In Ch. 5, ‘From nationalism to multiculturalism: Making choices in language policy’ (81–101), W deals with more general issues of language policy, both before and since democratization. They centre on the recognition that Taiwan is a multicultural society that includes the Tai-yu-speaking majority, the large Mandarin-speaking minority, a significant Hakka-speaking minority, and a number of indigenous minorities who traditionally spoke Austronesian languages. She touches on legislation regarding indigenous language rights and on bilingual education (i.e. education in Mandarin and another language of Taiwan).
Ch. 6, ‘A hybrid Chinese for the twenty-first century’ (103–20), is explicitly ideological, arguing against the equation of language and nation-state. On the one hand, W presses for continuing Taiwanese multiculturalism; on the other, she expresses a desire for a form of Mandarin that will express a broader Chinese identity rather than an identity linked to a political entity. She recognizes, however, that this will entail a shift in attitudes towards both language and ethnicity for many Taiwanese.

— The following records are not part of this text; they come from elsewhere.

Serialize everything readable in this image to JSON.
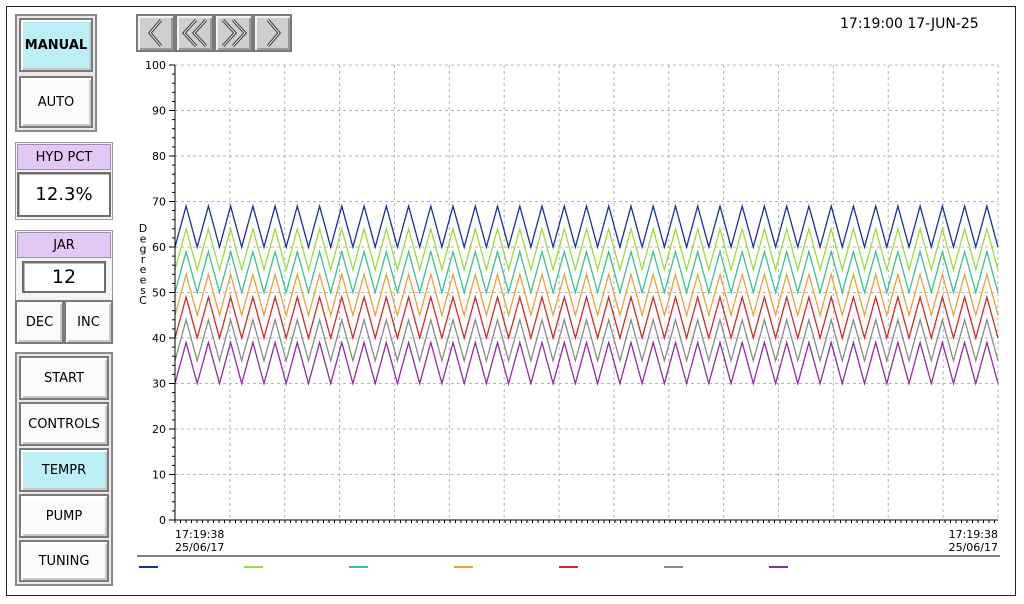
{
  "mode": {
    "manual_label": "MANUAL",
    "auto_label": "AUTO",
    "active": "manual"
  },
  "hyd": {
    "label": "HYD PCT",
    "value": "12.3%"
  },
  "jar": {
    "label": "JAR",
    "value": "12",
    "dec_label": "DEC",
    "inc_label": "INC"
  },
  "menu": {
    "items": [
      {
        "label": "START",
        "active": false
      },
      {
        "label": "CONTROLS",
        "active": false
      },
      {
        "label": "TEMPR",
        "active": true
      },
      {
        "label": "PUMP",
        "active": false
      },
      {
        "label": "TUNING",
        "active": false
      }
    ]
  },
  "toolbar": {
    "buttons": [
      "prev-icon",
      "rewind-icon",
      "fast-forward-icon",
      "next-icon"
    ]
  },
  "clock": {
    "text": "17:19:00 17-JUN-25"
  },
  "chart_data": {
    "type": "line",
    "ylabel": "Degrees C",
    "ylim": [
      0,
      100
    ],
    "yticks": [
      "0",
      "10",
      "20",
      "30",
      "40",
      "50",
      "60",
      "70",
      "80",
      "90",
      "100"
    ],
    "x_start_time": "17:19:38",
    "x_start_date": "25/06/17",
    "x_end_time": "17:19:38",
    "x_end_date": "25/06/17",
    "grid": true,
    "cycles": 37,
    "series": [
      {
        "color": "#1a2f9e",
        "min": 60,
        "max": 69
      },
      {
        "color": "#9bdc3c",
        "min": 55,
        "max": 64
      },
      {
        "color": "#3dbf8e",
        "min": 50,
        "max": 59
      },
      {
        "color": "#e8a23a",
        "min": 45,
        "max": 54
      },
      {
        "color": "#cc2b2b",
        "min": 40,
        "max": 49
      },
      {
        "color": "#8a8a8a",
        "min": 35,
        "max": 44
      },
      {
        "color": "#8b2ea0",
        "min": 30,
        "max": 39
      }
    ]
  }
}
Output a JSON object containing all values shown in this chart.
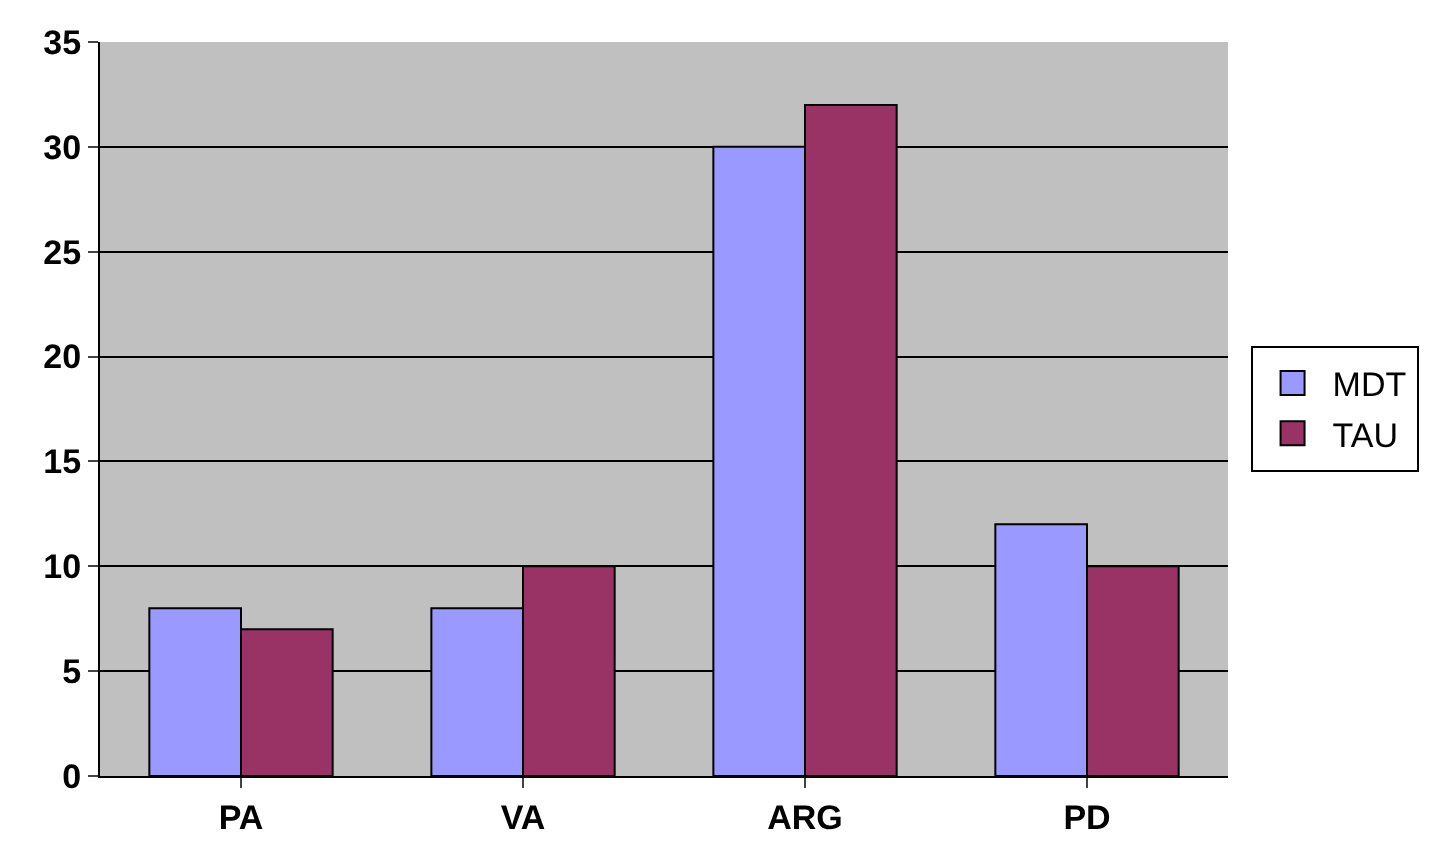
{
  "chart_data": {
    "type": "bar",
    "categories": [
      "PA",
      "VA",
      "ARG",
      "PD"
    ],
    "series": [
      {
        "name": "MDT",
        "color": "#9999ff",
        "values": [
          8,
          8,
          30,
          12
        ]
      },
      {
        "name": "TAU",
        "color": "#993366",
        "values": [
          7,
          10,
          32,
          10
        ]
      }
    ],
    "ylim": [
      0,
      35
    ],
    "yticks": [
      0,
      5,
      10,
      15,
      20,
      25,
      30,
      35
    ],
    "grid": "y",
    "legend": "right"
  }
}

Although this book is written in English, it seems aimed at educated Taiwanese, not at an international audience, not only from the content of the final chapter but from the book’s organization. If it were aimed at the interested outsider, one would expect an introductory survey of Taiwanese history, language use, and language policy. In its absence the general reader is left to cull what background he can from passages scattered through the book.